Livre de bord

26 juin: Martine Sottas, Julien (nouveau jeune qui séjournera durant 2 mois à bord) et moi sommes bien arrivés à Salvador de Bahia.

Arrivés au port, à la Capitainerie, j'aperçois pour la première fois la silhouette élégante et racée de Fleur de Passion au large. Nous faisons connaissance de l'équipage: Antoine le capitaine, Olivier second, Vincent bosco et les deux jeunes Emma et Tim qui ont la banane en nous voyant débarquer. Nos cabines sont confortables et je peine à trouver le sommeil, trop d'excitations et d'émotions; c'est ma première expérience de navigation.

27 juin: visite du vieux Salvador avec Martine. Nous empruntons le fameux ascenseur art-déco qui relie le port à la ville haute (0,15 real la montée) et visitons les ruelles colorées du vieux Salvador entre deux trombes d'eau; nous sommes bien entrés dans l'hiver de l'hémisphère sud avec sa cohorte de pluies diluviennes. Nous apprenons qu'en France et en Suisse la canicule guette. Première aquarelle, posté depuis un bar minuscule d'une ruelle en pente. Le patron est aux petits soins et nous sommes charmés par la gentillesse des gens.

28 juin: quittons Salvador de Bahia sous un ciel chargé. Au loin, le skyline de la métropole dans les nuages et la pluie, direction sud-ouest, destination Morro de Sao Paulo. Ca roule et tangue... suis malade et nourris par deux fois les poissons... Avançons au moteur car nous avons le vent en pleine poire. Le temps s'ouvre finalement. Après 4 heures de navigation, observation d'une daurade coriphène, sautant derrière une sardine. Vincent installe le hameçon et déroule la ligne... Nous ne pêcherons rien de tout notre séjour... Les jeunes bronzent à tribord, Arrivée à 14h. à Morro de Sao Paulo. Iles magnifiques, petits bateaux colorés de pêcheurs. Nous mouillons non loin de l'ancienne porte d'entrée du village. Première baignade autour du bateau. Morro de Sao Paulo est une île fréquentée par un tourisme local et familial. Série de bars sur la plage, surf et plages de rêve. Ce sera aquarelle au soleil couchant pour Martine et moi et petite bière pour l'apéro. Olivier s'avère être un très bon cuisinier, il nous prépare un poisson aux patates douces délicieux.
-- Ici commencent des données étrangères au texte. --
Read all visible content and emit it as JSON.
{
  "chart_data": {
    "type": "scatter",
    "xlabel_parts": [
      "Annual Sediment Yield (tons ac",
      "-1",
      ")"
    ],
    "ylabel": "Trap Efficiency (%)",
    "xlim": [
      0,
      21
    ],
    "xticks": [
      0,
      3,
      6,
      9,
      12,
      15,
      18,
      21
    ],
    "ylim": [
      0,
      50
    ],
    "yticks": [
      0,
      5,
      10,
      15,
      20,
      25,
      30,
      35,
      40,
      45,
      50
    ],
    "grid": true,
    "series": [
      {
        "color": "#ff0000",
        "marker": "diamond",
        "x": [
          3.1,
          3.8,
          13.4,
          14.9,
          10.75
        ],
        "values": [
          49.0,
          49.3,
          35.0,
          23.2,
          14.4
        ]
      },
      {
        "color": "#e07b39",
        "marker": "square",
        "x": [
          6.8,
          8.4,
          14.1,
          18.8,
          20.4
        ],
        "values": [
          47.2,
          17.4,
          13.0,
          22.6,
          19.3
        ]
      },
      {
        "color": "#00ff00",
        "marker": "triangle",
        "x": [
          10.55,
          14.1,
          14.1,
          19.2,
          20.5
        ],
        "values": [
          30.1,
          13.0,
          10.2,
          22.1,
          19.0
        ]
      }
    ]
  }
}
29 juin: Il pleut. Nous observons des pans de l'île s'effondrer dans la mer, arbres et terre rouge glissants sous l'effet de la pluie et de l'érosion. Cette même pluie battante et le manque d'air nous empêche de hisser les voiles. Attente à bord. Olivier décide de se lancer dans un poulet bien épicé. J'ai l'impression d'être embarqué pour un voyage gastronomique... les périodes de quarts de navigation devraient nous ramener à une cuisine plus sommaire.

30 juin: Réveil à 5h. Petit déjeuner succinct. Première lumière du jour, nous hissons l'artimont et la grande voile préparée le soir avant. Départ sous une pluie battante. La mer est un peu agitée et je vomis et souffre encore du mal de mer. Difficile de dessiner dans ces conditions, je passe une bonne partie de la journée à l'horizontal dans ma cabine.

1er juillet: Réveil à 5h pour le lever du jour. Bonne nouvelle: il fait beau. Mauvaise nouvelle: durant la nuit la grande voile, que Vincent avait passé des jours à repriser avant notre arrivées, s'est déchirée. Notre voyage à peine commencé, nous devons nous faire à l'idée que nous devrons naviguer au moteur pour le reste du trajet jusqu'à Rio. Des nuées de poissons volants rasent les crêtes des vagues et font comme des éclats d'argent dans la lumière du matin. Tim va tout de même envoyer le Faux Foc à l'avant et, avec la voile d'artimon, nous voguons quelques heures à 2-3 nœuds... Olivier me donne quelques cours de terminologie navale. Antoine fait un nouvel essai de micros dans l'océan (projet "pollution sonore"). Dans l'après midi, nous observons très au loin les sauts de nos premières baleines à bosses. Sublime couché de soleil à 17h30, le jour tombe très tôt sous ces latitudes. Nuit étoilée magnifique. Nous trainons sur le pont arrière avec l'équipe de quart en écoutant du Fatal Picard (rime riche!)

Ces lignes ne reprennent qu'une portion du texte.